Eğitim-İş olarak, “Emeğimiz ve Tam Bağımsız Türkiye” diyerek yola çıktık. Atatürk'ün önderliğinde kurulan Cumhuriyetimizin bağımsızlığını ve egemenliğini; ulus ve ülke bütünlüğünü; laik, demokratik, bilimsel ve ulusal eğitim değerlerini; emeğimizi korumak ve yaşatmak mücadelesinde dokuzuncu yılı ardımızda bıraktık.
17 Ekim 2005’ten bugüne emeğimiz ve geleceğimiz için canımız pahasına mücadele ettik. Mücadelemiz Cumhuriyetin bütün kurumlarının teslim alındığı yeni dönemde çok daha çetin geçecek.
Yüz yıllık emek ve aydınlanma mücadelesinin “biricik” mirasçısı olduğumuzun bilincindeyiz. Mücadele ruhumuz, ırkçının, bölücünün, gericinin devlete ya da sokağa egemen olduğu her dönemde halkımızın üzerine güneş gibi doğmuştur.

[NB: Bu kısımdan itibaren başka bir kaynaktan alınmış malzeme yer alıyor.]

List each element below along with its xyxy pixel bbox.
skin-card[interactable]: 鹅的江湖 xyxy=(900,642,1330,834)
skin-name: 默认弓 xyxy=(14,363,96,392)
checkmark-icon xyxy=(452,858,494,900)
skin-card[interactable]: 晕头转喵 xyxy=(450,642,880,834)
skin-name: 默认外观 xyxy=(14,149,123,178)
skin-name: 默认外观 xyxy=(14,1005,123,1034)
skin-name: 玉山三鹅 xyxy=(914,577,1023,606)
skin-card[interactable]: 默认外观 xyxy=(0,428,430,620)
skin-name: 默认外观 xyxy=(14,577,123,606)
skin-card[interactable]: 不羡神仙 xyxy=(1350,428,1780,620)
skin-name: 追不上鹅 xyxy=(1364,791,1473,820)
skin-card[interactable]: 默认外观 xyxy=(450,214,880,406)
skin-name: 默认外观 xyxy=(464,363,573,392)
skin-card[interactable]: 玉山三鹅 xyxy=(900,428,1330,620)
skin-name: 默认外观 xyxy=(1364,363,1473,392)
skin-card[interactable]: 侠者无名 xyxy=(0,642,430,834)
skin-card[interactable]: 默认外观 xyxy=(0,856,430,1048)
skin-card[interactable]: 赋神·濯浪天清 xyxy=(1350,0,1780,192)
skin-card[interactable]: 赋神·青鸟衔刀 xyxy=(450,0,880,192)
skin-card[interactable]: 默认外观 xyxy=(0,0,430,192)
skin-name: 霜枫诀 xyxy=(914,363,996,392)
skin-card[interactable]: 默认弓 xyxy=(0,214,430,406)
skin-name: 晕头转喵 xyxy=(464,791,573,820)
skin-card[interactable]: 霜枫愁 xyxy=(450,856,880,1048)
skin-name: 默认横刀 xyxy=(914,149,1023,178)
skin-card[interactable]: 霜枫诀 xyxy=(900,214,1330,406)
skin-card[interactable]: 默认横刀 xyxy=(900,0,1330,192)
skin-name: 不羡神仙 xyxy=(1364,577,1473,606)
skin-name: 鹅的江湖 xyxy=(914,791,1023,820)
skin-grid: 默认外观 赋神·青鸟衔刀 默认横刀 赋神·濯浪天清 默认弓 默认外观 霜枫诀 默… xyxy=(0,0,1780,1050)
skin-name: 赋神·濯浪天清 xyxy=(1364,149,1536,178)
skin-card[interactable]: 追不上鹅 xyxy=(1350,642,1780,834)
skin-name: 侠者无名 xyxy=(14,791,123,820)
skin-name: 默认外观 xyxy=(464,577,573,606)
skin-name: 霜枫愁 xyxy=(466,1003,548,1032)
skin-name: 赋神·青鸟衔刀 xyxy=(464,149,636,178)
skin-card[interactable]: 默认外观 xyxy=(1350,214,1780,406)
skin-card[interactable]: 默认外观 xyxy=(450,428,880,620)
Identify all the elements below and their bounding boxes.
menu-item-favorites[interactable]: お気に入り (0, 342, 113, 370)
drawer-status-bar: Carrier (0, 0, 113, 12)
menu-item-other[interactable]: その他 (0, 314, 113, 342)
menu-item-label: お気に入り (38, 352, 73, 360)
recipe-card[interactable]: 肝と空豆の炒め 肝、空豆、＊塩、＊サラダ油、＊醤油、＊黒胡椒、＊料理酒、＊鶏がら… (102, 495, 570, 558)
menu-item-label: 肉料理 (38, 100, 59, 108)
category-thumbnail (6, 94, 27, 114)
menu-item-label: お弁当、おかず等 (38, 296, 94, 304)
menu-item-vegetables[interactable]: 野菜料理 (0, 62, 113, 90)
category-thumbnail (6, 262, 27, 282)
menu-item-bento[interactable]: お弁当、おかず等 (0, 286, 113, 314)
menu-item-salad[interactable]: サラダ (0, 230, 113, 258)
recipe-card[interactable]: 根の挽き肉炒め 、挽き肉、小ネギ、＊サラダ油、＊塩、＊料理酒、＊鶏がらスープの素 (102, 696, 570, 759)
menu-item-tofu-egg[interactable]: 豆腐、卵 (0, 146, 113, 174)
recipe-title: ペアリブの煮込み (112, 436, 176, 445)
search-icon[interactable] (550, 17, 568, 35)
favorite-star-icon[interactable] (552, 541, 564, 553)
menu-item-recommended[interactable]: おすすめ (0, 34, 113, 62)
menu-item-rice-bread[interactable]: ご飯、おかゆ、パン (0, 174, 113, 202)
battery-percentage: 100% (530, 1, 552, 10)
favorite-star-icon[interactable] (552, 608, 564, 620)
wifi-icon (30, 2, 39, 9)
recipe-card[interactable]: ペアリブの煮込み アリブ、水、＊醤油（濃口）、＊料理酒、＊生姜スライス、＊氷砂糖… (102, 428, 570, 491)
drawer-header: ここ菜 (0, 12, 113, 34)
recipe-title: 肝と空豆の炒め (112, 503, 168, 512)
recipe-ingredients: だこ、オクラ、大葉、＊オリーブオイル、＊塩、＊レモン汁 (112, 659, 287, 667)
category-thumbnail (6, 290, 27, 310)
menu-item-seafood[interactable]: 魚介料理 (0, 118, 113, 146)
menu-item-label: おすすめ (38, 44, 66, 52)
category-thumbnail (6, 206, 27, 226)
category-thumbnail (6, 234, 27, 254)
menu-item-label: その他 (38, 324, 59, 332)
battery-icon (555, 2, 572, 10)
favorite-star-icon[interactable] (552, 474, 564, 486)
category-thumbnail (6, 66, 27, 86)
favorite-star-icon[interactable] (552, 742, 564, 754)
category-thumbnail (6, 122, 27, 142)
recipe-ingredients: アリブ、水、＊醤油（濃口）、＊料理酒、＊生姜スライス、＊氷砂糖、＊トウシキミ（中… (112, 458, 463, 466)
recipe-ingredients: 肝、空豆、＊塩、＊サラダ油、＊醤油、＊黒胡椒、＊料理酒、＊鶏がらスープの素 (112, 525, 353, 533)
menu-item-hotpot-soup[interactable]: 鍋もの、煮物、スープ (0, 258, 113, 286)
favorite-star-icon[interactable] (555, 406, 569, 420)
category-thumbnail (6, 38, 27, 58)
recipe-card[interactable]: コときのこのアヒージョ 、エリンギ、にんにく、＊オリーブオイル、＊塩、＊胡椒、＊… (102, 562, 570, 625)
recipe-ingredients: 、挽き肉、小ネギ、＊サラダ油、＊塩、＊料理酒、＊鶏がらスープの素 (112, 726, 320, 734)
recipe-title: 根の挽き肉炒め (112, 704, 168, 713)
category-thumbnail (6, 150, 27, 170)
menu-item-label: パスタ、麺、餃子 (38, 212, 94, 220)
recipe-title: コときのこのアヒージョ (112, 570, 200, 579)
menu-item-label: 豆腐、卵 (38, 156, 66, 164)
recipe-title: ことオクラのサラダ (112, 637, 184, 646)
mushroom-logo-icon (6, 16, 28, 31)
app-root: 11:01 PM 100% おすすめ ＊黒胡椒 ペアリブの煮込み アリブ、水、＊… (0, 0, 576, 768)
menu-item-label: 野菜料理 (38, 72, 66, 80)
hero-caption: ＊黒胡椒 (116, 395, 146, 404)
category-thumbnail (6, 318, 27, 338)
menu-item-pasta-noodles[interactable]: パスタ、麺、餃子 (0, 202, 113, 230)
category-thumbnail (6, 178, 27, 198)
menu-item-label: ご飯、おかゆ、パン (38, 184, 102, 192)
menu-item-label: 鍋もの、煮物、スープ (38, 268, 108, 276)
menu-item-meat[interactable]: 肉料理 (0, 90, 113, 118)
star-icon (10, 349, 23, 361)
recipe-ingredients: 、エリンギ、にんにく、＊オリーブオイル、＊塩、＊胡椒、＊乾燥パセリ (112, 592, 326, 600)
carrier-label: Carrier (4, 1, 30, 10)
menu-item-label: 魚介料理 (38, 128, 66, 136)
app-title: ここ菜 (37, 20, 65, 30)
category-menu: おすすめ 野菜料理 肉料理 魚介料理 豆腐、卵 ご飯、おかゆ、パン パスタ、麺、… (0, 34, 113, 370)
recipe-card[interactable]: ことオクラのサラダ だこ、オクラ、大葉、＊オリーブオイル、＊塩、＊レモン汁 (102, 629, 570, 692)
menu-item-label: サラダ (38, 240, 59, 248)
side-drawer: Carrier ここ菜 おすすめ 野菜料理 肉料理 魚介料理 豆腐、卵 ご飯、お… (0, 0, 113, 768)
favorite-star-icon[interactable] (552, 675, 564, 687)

Cumhuriyetin yurtsever eğitim çalışanları, bir asırdır varlık sebebi olan değerlerinin üzerine inşa ettiği tercihlerinin bugüne kadar dimdik arkasında durmuş, bundan sonra da durmaya devam edecektir.
Encümen-i Muallim’den, TÖS’den, TÖBDER’den devraldığımız kültür, birikim ve cesaretle, Köy Enstitüleri ile Fakir Baykurt’un yurtsever ve mücadeleci ruhunu birleştirerek yeniden kurduğumuz Eğitim-İş’imizi, Edirne’den Van’a, Hatay’dan Sinop’a kadar yurdumuzun dört bir tarafında eğitim çalışanlarıyla kucaklaştırdık. Gözlerimizdeki mutluluğun pırıltısını, yüreğimizdeki coşkuyu ve heyecanı birbirimizle paylaştık. Cehalete, yoksulluğa, yolsuzluğa, karanlığa karşı mücadele ettik.
Mustafa Kemal’in devrimciliğiyle ülkeye ışık olan Cumhuriyetin savunucusu, bilim ve eğitim emekçilerinin temsilcisi Eğitim-İş olarak, barış, hoşgörü ve kardeşlik içinde bir emek mücadelesinden doğacak birlik ve beraberliği yaşamaya ve yaşatmaya devam edeceğiz. Bugüne kadar olduğu gibi, bundan sonra da emeğimize ve ülkemize yönelik her saldırı, karşısında sarsılmaz bir kale gibi Eğitim-İş’i bulacaktır.